Dernière mise à jour le 18 juin 2020
Dans un monde économique de plus en plus violent, un monde dans lequel les établissements financiers semblent tout diriger, comment faire encore confiance à sa banque ? Et comment, surtout, être sûr d’avoir opté pour un comportement éthique ? Les banques dites éthiques fleurissent. Elles sont de plus en plus visibles. De la Nef au Crédit Coopératif, en passant par Morning, la start-up Toulousaine, sur quels principes reposent les fonctionnements de ces banques éthiques ?
Comment distinguer une banque coopérative ?

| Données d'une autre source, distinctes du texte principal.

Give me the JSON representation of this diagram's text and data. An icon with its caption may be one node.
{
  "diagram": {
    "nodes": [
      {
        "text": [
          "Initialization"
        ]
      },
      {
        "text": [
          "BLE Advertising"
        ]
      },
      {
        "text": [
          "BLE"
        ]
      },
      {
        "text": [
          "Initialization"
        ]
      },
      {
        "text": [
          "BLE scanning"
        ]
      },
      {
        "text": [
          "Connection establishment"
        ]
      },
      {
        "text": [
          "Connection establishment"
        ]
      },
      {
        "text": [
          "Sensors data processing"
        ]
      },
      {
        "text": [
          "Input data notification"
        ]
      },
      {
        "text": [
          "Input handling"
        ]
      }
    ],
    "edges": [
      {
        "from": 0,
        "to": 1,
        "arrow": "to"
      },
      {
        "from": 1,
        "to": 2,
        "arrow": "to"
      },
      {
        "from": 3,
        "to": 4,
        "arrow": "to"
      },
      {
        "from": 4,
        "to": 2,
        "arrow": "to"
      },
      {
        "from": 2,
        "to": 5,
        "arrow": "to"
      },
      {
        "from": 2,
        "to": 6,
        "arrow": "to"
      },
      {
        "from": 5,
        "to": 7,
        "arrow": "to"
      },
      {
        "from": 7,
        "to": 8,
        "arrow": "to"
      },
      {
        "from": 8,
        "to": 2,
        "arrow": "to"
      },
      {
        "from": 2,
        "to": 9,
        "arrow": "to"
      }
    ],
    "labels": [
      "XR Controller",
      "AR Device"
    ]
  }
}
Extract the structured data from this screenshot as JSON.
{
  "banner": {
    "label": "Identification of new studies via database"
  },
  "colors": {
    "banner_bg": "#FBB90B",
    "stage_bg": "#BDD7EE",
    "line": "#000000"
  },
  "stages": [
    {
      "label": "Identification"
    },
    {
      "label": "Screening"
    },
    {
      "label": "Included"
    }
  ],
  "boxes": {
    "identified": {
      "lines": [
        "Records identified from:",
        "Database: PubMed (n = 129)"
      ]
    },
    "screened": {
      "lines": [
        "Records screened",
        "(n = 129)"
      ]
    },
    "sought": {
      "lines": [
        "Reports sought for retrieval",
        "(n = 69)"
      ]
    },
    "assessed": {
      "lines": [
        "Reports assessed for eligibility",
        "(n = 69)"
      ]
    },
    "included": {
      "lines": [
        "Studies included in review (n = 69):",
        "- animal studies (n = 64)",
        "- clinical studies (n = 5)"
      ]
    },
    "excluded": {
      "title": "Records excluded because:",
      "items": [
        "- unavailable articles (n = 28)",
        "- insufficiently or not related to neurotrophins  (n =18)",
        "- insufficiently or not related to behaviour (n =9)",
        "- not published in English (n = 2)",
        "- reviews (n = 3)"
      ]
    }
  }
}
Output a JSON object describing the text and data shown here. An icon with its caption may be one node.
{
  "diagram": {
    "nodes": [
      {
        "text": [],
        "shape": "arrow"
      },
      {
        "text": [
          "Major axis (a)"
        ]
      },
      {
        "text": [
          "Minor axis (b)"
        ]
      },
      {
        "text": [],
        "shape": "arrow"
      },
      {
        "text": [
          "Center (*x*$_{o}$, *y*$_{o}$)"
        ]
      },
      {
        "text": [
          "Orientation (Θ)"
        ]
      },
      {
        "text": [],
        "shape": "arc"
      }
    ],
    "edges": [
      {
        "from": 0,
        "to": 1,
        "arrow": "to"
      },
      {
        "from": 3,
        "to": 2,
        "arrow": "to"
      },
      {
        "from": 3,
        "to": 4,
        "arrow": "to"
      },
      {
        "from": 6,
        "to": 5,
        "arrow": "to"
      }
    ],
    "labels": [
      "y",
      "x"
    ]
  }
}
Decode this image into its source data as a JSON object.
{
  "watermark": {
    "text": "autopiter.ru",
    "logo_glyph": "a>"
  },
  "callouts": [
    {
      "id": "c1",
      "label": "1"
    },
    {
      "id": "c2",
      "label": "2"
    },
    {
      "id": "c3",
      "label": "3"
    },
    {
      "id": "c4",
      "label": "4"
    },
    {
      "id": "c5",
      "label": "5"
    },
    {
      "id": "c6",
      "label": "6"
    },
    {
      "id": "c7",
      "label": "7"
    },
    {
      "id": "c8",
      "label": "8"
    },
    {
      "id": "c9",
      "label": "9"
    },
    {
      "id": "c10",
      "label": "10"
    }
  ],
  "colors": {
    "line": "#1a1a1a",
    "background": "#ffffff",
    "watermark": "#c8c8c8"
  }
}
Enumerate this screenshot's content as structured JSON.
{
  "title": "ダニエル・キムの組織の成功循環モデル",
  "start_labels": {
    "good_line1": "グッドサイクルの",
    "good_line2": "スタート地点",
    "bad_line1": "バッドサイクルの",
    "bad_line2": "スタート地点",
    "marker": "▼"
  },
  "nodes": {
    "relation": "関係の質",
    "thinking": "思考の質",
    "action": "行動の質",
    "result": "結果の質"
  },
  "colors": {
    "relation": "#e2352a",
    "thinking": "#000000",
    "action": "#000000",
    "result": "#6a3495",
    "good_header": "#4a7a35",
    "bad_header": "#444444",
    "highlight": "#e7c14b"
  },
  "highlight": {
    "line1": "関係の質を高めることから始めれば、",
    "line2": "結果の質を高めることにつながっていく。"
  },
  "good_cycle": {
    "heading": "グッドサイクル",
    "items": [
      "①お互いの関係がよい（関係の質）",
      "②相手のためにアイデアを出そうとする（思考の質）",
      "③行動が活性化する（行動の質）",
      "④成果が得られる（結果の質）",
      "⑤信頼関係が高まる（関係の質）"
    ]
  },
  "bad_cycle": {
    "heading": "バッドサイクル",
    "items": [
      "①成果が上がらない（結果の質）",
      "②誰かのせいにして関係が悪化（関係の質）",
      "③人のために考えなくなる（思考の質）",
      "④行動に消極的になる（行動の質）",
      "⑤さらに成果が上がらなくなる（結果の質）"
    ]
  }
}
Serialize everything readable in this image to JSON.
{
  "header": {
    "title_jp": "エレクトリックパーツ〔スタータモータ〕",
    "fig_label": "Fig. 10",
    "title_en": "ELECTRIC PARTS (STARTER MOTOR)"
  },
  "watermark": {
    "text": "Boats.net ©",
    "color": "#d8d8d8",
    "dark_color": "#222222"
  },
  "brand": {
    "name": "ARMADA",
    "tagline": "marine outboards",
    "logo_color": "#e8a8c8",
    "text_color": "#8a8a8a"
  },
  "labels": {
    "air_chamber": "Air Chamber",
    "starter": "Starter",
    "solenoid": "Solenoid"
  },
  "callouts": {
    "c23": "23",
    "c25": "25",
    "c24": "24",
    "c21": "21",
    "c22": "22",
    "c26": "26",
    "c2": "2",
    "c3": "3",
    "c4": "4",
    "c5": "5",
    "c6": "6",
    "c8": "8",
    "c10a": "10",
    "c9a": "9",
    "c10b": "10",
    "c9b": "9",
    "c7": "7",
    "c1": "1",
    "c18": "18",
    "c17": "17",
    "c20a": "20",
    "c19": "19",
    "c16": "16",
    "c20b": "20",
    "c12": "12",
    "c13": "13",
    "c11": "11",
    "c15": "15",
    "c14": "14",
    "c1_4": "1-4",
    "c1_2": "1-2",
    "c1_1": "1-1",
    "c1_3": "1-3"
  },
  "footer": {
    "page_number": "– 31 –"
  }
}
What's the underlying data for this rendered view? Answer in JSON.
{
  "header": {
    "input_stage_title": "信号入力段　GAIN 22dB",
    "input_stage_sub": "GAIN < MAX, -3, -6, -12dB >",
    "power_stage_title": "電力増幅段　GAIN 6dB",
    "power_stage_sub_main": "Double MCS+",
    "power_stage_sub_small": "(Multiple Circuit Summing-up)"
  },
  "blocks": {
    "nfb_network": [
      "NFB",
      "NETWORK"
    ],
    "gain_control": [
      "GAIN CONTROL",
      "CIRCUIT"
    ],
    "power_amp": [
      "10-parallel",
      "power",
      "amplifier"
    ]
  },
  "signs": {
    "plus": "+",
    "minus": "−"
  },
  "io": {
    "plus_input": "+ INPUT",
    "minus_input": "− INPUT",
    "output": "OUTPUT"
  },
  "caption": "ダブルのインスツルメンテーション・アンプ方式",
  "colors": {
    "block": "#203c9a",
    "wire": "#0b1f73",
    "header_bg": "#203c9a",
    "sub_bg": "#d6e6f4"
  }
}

N’oublions pas que 3 des plus grandes banque banques françaises sont des banques dites coopératives. Pour autant, elles ont quand même plongé tête baissée dans la finance spéculative et les logiques de rendements capitalistes. Le Crédit Agricole, les Crédits Mutuels et la Caisse d’épargne appartiennent d’ailleurs toutes au club fermé des institutions dites « too big to fail », trop grosse pour chuter. Ces banques au statut coopératif ont troqué leur vocation coopératrice pour toujours plus d’actifs, de pouvoir et de spéculation. Difficile alors de faire la part des choses entre une banque au statut coopératif et une banque réellement coopérative.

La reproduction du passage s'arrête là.